Some bookstores who are in the game:

  • @mysterybooks Friday, May 1--it's BUY INDIE DAY!--AND our lovely friends Mary & Carol Higgins Clark will be on the Today Show, too!
  • @LilMissBookBug Tomorrow--Buy Indie Day--Shop at Chapters & save 10% when you mention you're shopping Indie
  • @kingsenglish May 1 is Buy Indie Day. Mention it tomorrow at the register and get 10% off!
  • @AaronsBooks Even though we are an indie, we'll buy a few from fellow tweeters & send gifts to friends & family, spreading indie love :).
  • @ibnyc Tomorrow, May 1, is Buy Indie Day: Where will you be buying indie?
  • @Suejustbooks Visit The Bookstore in Glen Ellyn tomorrow to celebrate Buy Indie Day! For Couples Night Out--Books paired with wines--great way to celebrate!
  • @ClintonBooks: Tomorrow is International Buy Indie Day. Support Indies and keep your home-town strong.
  • @FlyingPigBooks Friday, May 1, is Buy Indie Day! Make it a revolution: Pass it on.
  • @KenyonBookstore #buyindieday is Friday. Come visit the Bookstore for a book, or a t-shirt, or an ice cream! Scan our sale merchandise--some great bargains.

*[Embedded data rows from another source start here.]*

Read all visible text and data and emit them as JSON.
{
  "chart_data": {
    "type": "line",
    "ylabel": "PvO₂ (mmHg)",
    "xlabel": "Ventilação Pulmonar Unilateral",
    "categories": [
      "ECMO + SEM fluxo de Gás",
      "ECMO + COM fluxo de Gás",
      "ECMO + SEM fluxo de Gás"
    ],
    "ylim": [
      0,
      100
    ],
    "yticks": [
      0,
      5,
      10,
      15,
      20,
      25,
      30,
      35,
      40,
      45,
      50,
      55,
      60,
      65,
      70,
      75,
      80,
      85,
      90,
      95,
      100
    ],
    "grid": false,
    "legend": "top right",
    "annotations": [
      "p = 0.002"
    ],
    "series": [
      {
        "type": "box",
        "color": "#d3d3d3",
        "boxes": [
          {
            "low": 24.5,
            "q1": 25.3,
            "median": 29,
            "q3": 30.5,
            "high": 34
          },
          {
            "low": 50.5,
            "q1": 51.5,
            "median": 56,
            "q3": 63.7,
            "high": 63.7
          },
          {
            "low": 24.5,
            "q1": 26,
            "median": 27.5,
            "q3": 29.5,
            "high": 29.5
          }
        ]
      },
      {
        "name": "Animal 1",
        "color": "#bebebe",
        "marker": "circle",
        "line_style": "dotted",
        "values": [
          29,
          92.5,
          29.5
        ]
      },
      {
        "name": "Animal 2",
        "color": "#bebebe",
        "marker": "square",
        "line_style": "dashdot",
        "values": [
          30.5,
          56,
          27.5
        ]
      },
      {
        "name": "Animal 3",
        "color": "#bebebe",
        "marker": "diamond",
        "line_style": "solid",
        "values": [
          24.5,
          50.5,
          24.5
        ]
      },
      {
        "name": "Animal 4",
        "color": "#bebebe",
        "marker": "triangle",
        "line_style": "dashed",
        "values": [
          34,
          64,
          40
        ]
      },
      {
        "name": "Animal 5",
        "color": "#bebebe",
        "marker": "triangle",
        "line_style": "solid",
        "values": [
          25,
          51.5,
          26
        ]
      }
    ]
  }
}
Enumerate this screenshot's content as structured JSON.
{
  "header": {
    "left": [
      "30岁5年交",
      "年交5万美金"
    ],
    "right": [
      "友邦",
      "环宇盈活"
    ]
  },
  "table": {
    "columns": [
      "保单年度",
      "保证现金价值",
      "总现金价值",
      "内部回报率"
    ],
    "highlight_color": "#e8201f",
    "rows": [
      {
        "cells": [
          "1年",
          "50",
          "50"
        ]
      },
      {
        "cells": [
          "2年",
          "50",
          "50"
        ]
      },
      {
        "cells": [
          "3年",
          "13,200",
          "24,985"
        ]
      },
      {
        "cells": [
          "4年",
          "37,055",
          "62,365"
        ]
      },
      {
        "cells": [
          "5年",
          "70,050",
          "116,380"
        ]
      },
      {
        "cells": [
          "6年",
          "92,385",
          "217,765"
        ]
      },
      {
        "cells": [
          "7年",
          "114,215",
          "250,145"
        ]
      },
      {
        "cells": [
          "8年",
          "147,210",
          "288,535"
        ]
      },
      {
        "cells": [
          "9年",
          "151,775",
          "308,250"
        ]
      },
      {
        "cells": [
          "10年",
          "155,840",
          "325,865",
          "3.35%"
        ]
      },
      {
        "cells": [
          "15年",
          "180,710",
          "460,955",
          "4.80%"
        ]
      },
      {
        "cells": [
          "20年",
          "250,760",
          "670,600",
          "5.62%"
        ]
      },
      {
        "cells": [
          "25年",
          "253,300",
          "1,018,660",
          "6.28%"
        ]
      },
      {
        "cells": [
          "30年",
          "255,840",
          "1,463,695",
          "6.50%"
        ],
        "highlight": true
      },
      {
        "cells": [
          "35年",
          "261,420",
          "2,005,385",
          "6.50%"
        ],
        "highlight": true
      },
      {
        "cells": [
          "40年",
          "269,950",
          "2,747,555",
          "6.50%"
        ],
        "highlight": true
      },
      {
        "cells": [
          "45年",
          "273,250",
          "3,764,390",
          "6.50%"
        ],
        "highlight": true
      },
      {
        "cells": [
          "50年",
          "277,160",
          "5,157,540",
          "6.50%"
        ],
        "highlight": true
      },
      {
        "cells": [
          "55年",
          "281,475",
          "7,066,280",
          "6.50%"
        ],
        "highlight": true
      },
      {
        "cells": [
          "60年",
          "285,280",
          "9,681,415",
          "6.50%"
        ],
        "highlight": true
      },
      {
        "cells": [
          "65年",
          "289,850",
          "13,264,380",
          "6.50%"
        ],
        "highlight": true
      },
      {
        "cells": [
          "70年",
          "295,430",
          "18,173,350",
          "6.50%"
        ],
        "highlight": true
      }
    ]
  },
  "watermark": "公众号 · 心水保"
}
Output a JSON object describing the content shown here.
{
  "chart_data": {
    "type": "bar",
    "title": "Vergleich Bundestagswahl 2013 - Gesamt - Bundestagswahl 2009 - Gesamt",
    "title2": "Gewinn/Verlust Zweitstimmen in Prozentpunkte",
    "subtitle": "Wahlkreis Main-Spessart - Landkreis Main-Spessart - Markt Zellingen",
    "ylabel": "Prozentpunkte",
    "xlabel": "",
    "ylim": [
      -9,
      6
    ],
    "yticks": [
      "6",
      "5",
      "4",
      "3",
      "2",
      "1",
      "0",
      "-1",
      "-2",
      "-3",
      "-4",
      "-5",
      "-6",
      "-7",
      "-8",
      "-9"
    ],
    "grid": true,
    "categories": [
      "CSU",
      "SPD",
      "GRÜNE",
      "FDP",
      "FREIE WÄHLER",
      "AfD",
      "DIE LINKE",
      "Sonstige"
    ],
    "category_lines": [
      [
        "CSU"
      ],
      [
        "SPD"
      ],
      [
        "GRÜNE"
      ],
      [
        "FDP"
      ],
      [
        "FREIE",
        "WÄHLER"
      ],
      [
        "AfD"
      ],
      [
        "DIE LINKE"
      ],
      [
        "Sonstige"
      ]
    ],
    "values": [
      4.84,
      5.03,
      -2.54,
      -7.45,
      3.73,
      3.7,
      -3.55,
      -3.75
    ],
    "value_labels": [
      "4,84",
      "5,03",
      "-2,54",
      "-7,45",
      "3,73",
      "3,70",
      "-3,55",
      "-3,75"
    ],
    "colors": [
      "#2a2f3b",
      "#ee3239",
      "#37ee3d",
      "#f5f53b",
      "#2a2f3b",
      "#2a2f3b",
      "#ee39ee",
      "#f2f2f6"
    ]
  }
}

And some indie love from the book world:

  • @Blairpublisher Buy one book (at least) at an independent bookstore near you tomorrow, May 1, and make a mass statement about the importance of indies!
  • @ConsortiumBooks: Tomorrow is Buy Indie Day! Support your local indie bookstore with a new book purchase!
  • @timetoread International Buy Indie Day is Tomorrow!! Celebrate by buying at least one book at your local Indie--like any of us can stop at just one . . .
  • @Clerisy_Kara Tomorrow is International Buy Indie Day. Support Indies and keep your home-town strong. Buy at full retail price!
  • @Joe_Wallace my #buyindieday commitment is to buy a book by as many authors I follow here as I can afford . . . at my town's indie bookstore.
  • @thebookmaven: Can't wait for #buyindieday tomorrow . . . plan to buy the new Anne Michaels, LOWBOY, A FORTUNATE AGE, and more. Much more!
  • @KatMeyer @wordbrooklyn + even tho I bought indie already this week, i am compelled 2 do so again tomorrow (and tonight too!)
  • @literaticat (Actually, who am I kidding? EVERY day is Buy Indie Day. I'll have to buy a STACK o' books on May 1!)
  • @Urrealism Indie Day, 5/1: Cindy and I will be at Anderson's in Naperville buyin' stuff! Come over and let's shop. I'll buy you a Starbucks later.

I will also be hitting the road to buy books at a couple of indies today, renouncing my usual staff discount. That's my longtime bookseller's small gesture of support--paying full retail.

And can you imagine 50 people a day, I said 50 people a day walking into an indie bookstore, buying a book and walking out? Friends, they may think it’s a movement.